I go to the authorities. Even your average 419-scammer is perfectly willing to leverage one con into a larger con, so you’re a damn fool if you think the kind of sick bastard who maims innocent people to make a point is above asking for another twenty million once he’s got his first ten.
The bastards’ assumption is that the ear will cause me to give them everything they ask for. I’m not falling for that. But I’m afraid of doing the wrong thing and making the situation worse. The feds have experience with this sort of thing; let them take care of it.
I want my guy back. If he’s lost an ear, at least he’s still got his life. I’m not taking any chances with that.
I’m calling the authorities , they have far more resources and there’s little guarantee you’ll actually see your loved one again , I’d at least like the kidnappers brought to justice.
To begin with, I don’t trust the baddies to keep their part of the bargain.
Also, abstract morality: if I pay them, it just makes it that much more likely they, or someone like them, will try it again. It might be me next time!
Call the cops ASAP.
But think of the ransom as a loan. When you get your loved one back, then you can hunt down the kidnappers for the money. Plus, there’s no way for them to RECEIVE the money in such a way that they can’t be tailed.
That being said, isn’t it true that kidnappers frequently kill their victims AFTER receiving ransom (no use for them anymore)?
Is there a way for the cops to not blow their cover?

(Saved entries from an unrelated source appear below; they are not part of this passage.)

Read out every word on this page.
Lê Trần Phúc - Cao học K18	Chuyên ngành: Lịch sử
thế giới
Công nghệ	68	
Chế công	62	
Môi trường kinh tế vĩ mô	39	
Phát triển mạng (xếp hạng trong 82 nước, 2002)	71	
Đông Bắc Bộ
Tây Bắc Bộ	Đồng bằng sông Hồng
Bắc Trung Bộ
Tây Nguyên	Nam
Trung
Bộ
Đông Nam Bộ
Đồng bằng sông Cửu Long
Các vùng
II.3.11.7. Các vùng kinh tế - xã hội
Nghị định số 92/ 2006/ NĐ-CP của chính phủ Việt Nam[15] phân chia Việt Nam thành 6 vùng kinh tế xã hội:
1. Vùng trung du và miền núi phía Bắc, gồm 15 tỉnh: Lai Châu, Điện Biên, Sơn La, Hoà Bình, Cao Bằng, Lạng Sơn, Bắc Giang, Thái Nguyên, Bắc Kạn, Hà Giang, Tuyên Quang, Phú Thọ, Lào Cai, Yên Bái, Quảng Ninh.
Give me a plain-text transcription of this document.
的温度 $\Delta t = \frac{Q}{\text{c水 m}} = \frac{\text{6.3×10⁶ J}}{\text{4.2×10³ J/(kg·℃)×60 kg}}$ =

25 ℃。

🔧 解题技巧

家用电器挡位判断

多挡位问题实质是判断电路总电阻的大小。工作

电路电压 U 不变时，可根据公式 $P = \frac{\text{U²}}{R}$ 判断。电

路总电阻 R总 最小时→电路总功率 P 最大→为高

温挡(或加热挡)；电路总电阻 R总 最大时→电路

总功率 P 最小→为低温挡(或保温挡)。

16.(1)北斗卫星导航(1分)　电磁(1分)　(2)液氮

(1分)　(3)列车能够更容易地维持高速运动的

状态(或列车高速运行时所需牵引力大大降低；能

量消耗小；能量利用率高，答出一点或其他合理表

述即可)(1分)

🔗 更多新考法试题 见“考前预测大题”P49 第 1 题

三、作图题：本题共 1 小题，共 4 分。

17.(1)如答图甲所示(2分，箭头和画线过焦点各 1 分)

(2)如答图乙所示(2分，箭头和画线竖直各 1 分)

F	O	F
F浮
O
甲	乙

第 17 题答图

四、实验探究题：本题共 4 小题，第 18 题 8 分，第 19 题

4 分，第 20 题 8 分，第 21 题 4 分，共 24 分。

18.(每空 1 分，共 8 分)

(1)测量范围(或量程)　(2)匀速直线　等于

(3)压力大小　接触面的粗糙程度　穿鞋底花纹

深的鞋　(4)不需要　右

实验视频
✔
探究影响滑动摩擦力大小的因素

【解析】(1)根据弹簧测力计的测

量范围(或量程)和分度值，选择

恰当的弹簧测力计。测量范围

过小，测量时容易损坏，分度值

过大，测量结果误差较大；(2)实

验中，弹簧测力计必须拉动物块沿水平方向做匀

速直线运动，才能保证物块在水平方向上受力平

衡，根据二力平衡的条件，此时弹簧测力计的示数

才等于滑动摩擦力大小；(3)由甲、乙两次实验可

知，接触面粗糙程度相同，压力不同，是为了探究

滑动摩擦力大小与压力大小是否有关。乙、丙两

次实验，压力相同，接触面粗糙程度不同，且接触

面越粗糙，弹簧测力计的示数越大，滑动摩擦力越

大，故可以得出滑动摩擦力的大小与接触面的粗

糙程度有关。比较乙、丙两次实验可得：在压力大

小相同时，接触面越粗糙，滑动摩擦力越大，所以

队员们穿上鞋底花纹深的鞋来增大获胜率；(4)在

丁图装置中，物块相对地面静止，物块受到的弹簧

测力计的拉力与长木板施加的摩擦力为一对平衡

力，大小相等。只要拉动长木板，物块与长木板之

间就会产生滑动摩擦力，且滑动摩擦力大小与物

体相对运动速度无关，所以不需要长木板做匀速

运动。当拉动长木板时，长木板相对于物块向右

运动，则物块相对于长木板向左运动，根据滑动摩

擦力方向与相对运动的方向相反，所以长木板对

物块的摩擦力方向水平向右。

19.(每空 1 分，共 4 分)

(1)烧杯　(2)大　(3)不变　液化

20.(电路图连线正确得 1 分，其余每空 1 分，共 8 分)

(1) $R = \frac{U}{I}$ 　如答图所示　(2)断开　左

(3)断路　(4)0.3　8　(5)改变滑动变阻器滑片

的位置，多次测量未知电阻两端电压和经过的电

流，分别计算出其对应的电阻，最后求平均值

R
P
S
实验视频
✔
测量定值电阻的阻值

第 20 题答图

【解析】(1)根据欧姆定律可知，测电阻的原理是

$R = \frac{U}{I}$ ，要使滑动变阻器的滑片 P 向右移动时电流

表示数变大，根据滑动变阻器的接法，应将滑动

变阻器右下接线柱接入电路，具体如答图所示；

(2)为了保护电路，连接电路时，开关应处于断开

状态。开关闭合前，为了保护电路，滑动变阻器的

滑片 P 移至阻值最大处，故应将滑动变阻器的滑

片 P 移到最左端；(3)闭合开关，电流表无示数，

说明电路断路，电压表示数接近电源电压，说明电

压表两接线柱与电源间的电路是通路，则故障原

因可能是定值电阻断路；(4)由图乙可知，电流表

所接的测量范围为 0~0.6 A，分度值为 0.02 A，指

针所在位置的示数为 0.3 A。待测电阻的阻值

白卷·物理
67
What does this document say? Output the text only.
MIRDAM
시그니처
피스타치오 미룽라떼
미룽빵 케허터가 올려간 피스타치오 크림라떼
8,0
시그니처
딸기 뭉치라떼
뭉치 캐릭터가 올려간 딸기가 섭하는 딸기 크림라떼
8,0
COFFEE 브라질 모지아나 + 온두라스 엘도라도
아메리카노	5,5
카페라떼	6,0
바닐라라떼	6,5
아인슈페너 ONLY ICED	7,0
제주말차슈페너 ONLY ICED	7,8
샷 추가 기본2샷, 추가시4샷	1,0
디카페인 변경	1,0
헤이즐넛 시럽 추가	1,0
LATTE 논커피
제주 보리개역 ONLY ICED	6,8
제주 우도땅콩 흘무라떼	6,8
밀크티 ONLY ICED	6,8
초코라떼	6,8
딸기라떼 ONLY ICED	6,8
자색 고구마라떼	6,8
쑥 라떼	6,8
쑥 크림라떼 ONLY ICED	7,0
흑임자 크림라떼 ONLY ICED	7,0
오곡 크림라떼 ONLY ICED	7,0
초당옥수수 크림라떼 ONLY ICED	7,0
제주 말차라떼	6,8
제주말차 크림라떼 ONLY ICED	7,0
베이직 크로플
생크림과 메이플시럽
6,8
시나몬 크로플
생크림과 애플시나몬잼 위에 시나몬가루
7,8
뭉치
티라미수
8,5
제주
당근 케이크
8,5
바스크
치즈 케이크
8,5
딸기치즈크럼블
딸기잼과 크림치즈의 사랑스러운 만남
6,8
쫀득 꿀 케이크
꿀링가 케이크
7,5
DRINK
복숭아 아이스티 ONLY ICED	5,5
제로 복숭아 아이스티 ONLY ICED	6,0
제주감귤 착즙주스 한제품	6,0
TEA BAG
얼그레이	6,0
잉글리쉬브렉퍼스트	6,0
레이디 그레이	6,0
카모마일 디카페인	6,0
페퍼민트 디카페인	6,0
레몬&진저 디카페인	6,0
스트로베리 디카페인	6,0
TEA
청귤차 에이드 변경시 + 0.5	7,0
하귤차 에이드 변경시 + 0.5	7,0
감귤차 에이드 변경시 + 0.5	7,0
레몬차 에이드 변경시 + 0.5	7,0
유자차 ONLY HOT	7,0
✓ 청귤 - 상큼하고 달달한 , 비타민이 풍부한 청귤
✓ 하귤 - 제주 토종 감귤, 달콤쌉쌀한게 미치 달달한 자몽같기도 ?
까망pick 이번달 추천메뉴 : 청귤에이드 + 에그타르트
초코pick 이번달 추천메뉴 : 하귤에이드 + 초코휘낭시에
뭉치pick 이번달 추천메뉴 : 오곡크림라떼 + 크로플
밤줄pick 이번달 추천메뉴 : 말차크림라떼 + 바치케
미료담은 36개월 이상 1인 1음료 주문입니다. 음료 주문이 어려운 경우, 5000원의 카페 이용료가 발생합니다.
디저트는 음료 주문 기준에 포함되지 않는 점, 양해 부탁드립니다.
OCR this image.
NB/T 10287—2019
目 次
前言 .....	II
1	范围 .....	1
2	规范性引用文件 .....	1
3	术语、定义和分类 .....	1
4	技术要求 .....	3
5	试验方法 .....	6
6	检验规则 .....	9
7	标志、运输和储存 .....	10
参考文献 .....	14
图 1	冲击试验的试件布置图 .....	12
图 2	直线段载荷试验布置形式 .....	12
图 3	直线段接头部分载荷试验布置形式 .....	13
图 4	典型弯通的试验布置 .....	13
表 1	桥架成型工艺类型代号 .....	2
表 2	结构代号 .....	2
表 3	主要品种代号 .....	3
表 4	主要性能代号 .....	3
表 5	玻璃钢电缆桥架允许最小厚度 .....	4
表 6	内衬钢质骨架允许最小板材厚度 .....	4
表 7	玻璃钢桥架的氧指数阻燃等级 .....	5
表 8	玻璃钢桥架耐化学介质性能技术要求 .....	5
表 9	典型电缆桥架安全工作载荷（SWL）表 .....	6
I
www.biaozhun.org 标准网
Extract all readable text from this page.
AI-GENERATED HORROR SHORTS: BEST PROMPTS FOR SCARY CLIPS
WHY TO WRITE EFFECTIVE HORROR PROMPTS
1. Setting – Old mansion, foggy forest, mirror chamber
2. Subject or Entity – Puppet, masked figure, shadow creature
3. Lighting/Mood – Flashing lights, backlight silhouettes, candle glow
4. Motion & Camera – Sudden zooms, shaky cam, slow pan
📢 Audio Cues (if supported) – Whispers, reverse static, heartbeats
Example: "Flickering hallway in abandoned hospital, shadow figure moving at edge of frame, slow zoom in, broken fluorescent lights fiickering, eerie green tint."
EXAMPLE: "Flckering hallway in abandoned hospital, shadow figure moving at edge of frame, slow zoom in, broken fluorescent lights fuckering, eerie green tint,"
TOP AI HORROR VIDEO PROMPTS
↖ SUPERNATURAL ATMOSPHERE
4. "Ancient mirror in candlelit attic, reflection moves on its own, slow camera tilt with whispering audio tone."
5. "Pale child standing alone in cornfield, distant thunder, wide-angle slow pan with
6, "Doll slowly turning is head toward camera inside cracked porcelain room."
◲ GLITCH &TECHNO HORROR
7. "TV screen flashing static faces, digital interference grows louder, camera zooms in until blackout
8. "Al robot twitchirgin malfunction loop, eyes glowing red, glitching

That is, can someone notify the authorities and have the authorities be discreet enough not to tip off the bad guys that the cops are now involved?
Or are cops like a bull in a china shop, it’ll be obvious that they’re manhunting/searching?
Call the authorities. That’s really what I would do
But what I’d wish I could do is based on that movie in which Mel Gibson’s son was kidnapped.
Go on TV with the whole ransom in cash displayed. Then tell the kidnappers that they will never get it, the cash will be paid to whomever can bring in the kidnappers.
That “honor among thieves” thing is bull. I remember seeing a story that I think was from Arizona, but no cite. A local TV station was among the first to play one of those re-enactment ads of a crime, with a number to call the police to turn in the perp. Two guys were in a bar and one snickered at that ad, telling his buddy that the perp was himself. His buddy excused himself to “go to the bathroom” and instead called the cops, to get the reward.
Won’t do much good. Movies not withstanding, he is one of the staunchest anti-gun people around. They sure make him a lot of money from his movies. ( Slightly hypocritical IMO )
(edit to add) I would do what JP Getty did when he was put in that spot.
I think there are two problems with that movie (“Ransom,” 1996, starring Gibson and Gary Sinise and Rene Russo.) The first is that such a reward would lead to numerous false leads from people trying to cash in (and the movie specifically showed that; there were numerous useless leads.) The second is that, how would the criminals believe they would get legal immunity if they turned themselves and their partners in?
Go to the police immediately. I assume that my loved one is dead already, and the ransom is the connection between the kidnappers and me that can be exploited.
If the cops want me to put up the $10M for the ransom, no problem. No doubt they will record the serial numbers or mark it with ultraviolet ink or something.
But when I get my loved one back, alive or not, I have $186 million and a lot of time on my hands. I can easily spend $100 million tracking the kidnappers down, and still have plenty left to celebrate when they are convicted.